The other fundamental PyTorch construct besides Tensors are Variables.  Variables are very similar to tensors, but they also keep track of the graph (including their gradients for autodifferentiation).  They are defined in the autograd module of torch.

This has changed in recent versions of pytorch, but i want to keep this section in as you will likely see code which uses `Variables`. A `Variable` bow is just a tensor with `requires_grad=True`.

In [14]:
from torch.autograd import Variable
import torch.nn as nn

# Let's create a variable by initializing it with a tensor
first_tensor = torch.Tensor([23.3])

In [15]:
tensor_properties(first_tensor)

Tensor properties:
	rank        : 1
	shape       : torch.Size([1])
	data type   : torch.float32
	tensor type : torch.FloatTensor
Value:
tensor([23.3000])


In [16]:
print("first_tensor.grad", first_tensor.grad)

first_tensor.grad None


In [17]:
first_variable = Variable(first_tensor, requires_grad=True)

print("first variables gradient: ", first_variable.grad)
print("first variables data: ", first_variable.data)

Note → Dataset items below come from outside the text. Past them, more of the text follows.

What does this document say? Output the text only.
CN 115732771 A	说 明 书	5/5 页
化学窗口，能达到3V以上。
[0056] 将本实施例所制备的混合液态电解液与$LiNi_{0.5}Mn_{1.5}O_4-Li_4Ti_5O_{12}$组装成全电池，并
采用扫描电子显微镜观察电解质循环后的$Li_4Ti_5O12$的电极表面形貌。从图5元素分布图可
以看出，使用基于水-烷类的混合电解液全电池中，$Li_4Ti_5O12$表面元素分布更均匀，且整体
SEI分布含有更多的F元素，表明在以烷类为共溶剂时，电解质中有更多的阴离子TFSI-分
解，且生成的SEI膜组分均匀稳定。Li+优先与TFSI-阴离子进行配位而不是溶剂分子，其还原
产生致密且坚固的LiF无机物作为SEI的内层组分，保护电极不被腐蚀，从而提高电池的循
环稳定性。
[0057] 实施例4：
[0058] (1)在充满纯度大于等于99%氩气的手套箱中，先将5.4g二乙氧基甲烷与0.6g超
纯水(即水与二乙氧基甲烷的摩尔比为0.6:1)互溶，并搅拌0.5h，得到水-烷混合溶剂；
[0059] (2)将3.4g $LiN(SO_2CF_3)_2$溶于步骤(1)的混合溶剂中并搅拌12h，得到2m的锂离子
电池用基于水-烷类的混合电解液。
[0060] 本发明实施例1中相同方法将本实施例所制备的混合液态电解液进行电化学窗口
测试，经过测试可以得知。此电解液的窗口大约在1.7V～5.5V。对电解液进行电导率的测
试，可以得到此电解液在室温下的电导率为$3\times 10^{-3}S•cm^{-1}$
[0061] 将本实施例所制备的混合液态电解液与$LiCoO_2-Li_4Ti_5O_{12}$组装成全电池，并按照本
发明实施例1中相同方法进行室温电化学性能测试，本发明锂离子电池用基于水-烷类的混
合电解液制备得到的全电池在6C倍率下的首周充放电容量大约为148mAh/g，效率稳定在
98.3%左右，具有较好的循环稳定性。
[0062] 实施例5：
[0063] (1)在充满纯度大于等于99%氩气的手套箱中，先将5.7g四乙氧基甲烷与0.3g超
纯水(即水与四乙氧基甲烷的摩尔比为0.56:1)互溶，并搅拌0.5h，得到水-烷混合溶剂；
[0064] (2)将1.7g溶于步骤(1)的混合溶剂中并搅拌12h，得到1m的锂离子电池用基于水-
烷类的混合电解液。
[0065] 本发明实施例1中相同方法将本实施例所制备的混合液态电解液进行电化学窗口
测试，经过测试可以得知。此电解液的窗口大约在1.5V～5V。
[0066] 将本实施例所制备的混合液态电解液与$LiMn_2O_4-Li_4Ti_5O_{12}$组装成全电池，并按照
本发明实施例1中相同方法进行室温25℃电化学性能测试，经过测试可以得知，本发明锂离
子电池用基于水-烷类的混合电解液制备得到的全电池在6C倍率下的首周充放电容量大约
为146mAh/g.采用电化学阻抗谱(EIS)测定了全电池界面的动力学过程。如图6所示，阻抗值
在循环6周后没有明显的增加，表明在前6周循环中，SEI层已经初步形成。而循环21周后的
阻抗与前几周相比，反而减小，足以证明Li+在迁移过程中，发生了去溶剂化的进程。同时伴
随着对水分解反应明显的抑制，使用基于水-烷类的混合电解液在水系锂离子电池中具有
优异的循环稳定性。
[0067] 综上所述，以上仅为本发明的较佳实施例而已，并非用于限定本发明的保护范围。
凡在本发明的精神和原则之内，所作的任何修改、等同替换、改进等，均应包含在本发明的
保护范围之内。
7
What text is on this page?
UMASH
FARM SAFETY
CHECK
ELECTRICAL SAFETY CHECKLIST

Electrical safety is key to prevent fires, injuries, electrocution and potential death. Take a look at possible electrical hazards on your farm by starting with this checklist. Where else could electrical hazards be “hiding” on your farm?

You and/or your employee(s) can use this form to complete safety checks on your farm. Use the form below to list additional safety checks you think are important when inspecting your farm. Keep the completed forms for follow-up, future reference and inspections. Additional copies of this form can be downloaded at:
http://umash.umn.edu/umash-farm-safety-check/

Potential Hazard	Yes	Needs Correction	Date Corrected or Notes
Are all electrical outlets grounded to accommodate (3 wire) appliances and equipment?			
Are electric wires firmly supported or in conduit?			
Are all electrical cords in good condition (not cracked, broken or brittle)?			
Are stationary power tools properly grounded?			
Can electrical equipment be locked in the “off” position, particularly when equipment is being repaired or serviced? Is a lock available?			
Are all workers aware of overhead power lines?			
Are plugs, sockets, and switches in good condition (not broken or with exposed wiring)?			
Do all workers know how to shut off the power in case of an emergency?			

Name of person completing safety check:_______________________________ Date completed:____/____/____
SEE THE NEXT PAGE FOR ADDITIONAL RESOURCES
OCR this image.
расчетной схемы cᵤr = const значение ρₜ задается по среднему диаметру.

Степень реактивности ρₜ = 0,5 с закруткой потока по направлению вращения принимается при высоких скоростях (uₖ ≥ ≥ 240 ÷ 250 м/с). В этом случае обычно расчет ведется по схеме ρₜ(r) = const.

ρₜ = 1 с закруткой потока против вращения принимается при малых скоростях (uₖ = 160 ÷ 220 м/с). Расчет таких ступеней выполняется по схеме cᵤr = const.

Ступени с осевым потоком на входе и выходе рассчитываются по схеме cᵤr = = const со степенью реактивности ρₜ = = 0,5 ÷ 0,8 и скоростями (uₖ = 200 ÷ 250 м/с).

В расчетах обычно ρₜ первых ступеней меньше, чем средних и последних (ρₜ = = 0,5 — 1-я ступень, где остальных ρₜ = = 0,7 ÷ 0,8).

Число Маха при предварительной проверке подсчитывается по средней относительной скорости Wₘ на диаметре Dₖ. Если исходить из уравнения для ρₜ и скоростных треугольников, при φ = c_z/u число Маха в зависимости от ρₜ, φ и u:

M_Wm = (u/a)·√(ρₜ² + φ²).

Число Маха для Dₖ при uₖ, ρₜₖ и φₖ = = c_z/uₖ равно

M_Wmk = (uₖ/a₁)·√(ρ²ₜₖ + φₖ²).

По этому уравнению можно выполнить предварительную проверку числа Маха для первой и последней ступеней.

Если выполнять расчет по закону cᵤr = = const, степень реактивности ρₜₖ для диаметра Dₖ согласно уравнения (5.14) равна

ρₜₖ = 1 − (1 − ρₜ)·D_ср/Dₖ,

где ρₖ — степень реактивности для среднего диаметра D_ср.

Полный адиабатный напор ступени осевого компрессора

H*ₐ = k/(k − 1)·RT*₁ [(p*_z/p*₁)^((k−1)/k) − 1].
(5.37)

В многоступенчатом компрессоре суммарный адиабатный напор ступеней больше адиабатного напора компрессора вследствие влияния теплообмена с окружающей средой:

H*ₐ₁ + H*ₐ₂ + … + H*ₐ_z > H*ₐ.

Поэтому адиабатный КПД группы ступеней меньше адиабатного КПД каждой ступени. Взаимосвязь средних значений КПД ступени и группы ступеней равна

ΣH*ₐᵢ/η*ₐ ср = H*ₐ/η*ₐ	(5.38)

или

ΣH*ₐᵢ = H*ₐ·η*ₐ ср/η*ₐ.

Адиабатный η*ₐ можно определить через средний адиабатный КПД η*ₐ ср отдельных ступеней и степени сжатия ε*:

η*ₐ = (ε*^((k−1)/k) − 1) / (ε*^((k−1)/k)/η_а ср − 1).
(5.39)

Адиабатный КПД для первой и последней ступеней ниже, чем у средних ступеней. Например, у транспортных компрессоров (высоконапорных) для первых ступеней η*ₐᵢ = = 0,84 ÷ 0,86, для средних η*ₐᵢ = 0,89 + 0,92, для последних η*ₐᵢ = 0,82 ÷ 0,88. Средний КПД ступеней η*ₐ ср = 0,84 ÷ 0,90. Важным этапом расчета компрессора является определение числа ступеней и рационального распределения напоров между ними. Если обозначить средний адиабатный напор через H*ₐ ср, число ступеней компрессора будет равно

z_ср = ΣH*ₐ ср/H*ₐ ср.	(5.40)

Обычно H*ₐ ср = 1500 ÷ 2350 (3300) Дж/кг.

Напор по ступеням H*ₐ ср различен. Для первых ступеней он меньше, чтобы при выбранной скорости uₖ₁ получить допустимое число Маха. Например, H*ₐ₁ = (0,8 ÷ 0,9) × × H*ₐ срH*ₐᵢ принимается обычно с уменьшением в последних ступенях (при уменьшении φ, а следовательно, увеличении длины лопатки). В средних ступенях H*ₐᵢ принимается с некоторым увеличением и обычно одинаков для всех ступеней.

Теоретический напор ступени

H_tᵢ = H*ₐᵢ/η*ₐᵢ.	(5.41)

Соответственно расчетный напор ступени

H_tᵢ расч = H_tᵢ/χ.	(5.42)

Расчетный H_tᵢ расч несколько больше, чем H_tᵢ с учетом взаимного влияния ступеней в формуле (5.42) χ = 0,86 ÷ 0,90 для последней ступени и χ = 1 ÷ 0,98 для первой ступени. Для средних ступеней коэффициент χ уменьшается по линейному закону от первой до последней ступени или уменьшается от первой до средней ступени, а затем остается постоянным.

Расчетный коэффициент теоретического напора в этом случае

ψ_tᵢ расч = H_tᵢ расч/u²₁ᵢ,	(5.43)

first variables gradient:  None
first variables data:  tensor([23.3000])


In [18]:
tensor_properties(first_tensor)

Tensor properties:
	rank        : 1
	shape       : torch.Size([1])
	data type   : torch.float32
	tensor type : torch.FloatTensor
Value:
tensor([23.3000])


In [19]:
first_tensor_new = torch.tensor([23.3], requires_grad=True)

In [20]:
tensor_properties(first_tensor_new)

Tensor properties:
	rank        : 1
	shape       : torch.Size([1])
	data type   : torch.float32
	tensor type : torch.FloatTensor
Value:
tensor([23.3000], requires_grad=True)


In [21]:
print("first variables gradient: ", first_tensor_new.grad)
print("first variables data: ", first_variable.data)

first variables gradient:  None
first variables data:  tensor([23.3000])


In [22]:
print("first_tensor.grad", first_tensor.grad)

first_tensor.grad None


Now let's create some new variables. We can do so implicitly just by creating other variables with functional relationships to our variable.

In [23]:
x = first_variable
print("x.data", x.data)
y = (x * x) * (x - 2) # y is a variable
z = torch.tanh(y) # z has a functional relationship to y, it's a variable
print("z.grad: ", z.grad)

z.backward()

print("y.data: ", y.data)
print("y.grad: ", y.grad)

print("z.data: ", z.data)
print("z.grad: ", z.grad)

print("x.grad:", x.grad)


x.data tensor([23.3000])
z.grad:  None
y.data:  tensor([11563.5557])
y.grad:  None
z.data:  tensor([1.])
z.grad:  None
x.grad: tensor([0.])


In [24]:
x = first_tensor_new
print("x.data", x.data)
y = (x ** x) * (x - 2) # y is a variable
z = torch.tanh(y) # z has a functional relationship to y
print("z.grad: ", z.grad)

z.backward()

print("y.data: ", y.data)
print("y.grad: ", y.grad)

print("z.data: ", z.data)
print("z.grad: ", z.grad)

print("x.grad:", x.grad)



x.data tensor([23.3000])
z.grad:  None
y.data:  tensor([1.5409e+33])
y.grad:  None
z.data:  tensor([1.])
z.grad:  None
x.grad: tensor([0.])


Variables (and now tensors requiring gradients) come with a .backward() that allows them to do autodifferentiation via backwards propagation.